What is midterms
Executive summary
Midterm elections are the general federal elections that occur roughly halfway through a U.S. president’s four‑year term and put control of Congress — all 435 House seats and about one‑third of Senate seats — on the ballot [1] [2]. They are widely treated as a referendum on the president’s party because midterms often change the balance of power in Congress and therefore shape what legislation can pass or be blocked for the remainder of a presidency [3] [4].
1. What midterms are, in plain terms
A “midterm” is the even‑year general election that falls two years after a presidential election and two years before the next one; it is when voters elect all members of the House of Representatives (two‑year terms) and roughly one‑third of U.S. senators (six‑year terms), plus many governors and state and local officials in dozens of states [1] [2] [3].
2. Why midterms matter for power in Washington
Because Congress writes laws, confirms many presidential appointments and controls oversight, which party holds the House and Senate determines whether the president can advance key priorities or face gridlock; historically the president’s party usually loses seats in midterms, altering the legislative agenda and oversight dynamics [3] [5] [4].
3. The mechanics: what’s on the ballot and when
Midterms take place on Election Day — the Tuesday after the first Monday in November — and can include all 435 House seats, about 33–35 Senate seats depending on the cycle, roughly three dozen gubernatorial contests in most cycles, and a host of state and local races and ballot measures that vary by state [1] [6] [2].

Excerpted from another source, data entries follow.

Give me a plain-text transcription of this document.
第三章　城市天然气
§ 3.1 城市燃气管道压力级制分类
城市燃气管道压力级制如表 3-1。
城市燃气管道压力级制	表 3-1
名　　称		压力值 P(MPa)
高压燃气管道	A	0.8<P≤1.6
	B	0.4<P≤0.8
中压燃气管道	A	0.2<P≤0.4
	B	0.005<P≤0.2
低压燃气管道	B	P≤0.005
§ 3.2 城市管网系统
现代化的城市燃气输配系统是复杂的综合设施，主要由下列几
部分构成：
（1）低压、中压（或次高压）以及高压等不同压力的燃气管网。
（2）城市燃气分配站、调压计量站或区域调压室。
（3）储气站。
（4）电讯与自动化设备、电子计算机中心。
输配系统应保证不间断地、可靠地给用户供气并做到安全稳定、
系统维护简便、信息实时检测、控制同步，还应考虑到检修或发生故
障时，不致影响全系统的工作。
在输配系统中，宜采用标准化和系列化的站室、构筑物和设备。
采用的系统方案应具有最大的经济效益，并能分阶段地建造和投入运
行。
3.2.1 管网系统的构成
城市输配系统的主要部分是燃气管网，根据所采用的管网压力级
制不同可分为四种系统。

4. Patterns, exceptions and the “referendum” effect
Political scientists and historical records show a strong pattern: the president’s party tends to lose House seats (averages cited range from mid‑20s to near 28 seats across different studies) and some Senate seats in midterms; commentators therefore describe midterms as a referendum on the president’s job performance, though factors like approval ratings, the number of vulnerable seats, redistricting and local conditions also shape outcomes [1] [5] [7].

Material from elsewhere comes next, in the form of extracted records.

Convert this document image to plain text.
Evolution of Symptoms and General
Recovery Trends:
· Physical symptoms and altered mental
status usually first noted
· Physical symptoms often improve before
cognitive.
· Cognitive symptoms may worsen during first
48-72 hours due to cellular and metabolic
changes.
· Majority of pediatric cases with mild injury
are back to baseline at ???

5. Turnout and who shows up to decide them
Midterm turnout is consistently lower than presidential years: over recent decades presidential elections draw about 50–60% of eligible voters while midterms commonly see about 40% turnout, with exceptions such as 2018 which saw unusually high participation [1] [5]. Lower turnout amplifies the influence of motivated constituencies, interest groups and get‑out‑the‑vote operations [8].
6. Strategic and institutional levers that shape midterms
Beyond voters’ moods, structural factors — staggered Senate terms, state redistricting maps, retirements, legal challenges to districting and changes in voting rules — can tilt the playing field; reporting in 2026 underscored how redistricting and court decisions (including potential Voting Rights Act changes) and mid‑decade map redraws could materially affect which party benefits [9] [10].
7. Competing narratives and agendas to watch
Advocates and parties frame midterms either as corrective checks on presidential power or as obstacles to governance; think tanks and media highlight predictable midterm losses for the president’s party as structural, while campaign operatives emphasize turnout, messaging and local races. Some reporting and analysis — including Brookings and Institut Montaigne — urge reading midterms as both structural and contingent, influenced by approval ratings, district maps and mobilization [7] [4].
8. What reporting does not settle here
Sources consistently describe the mechanics, historical patterns and stakes of midterms (p1_s1–[11]4), but they do not resolve every causal question — for example, how much any single factor (economy, president’s approval, redistricting, turnout operations) will determine a specific midterm outcome in a given year — and those uncertainties require cycle‑specific analysis beyond these general sources [7].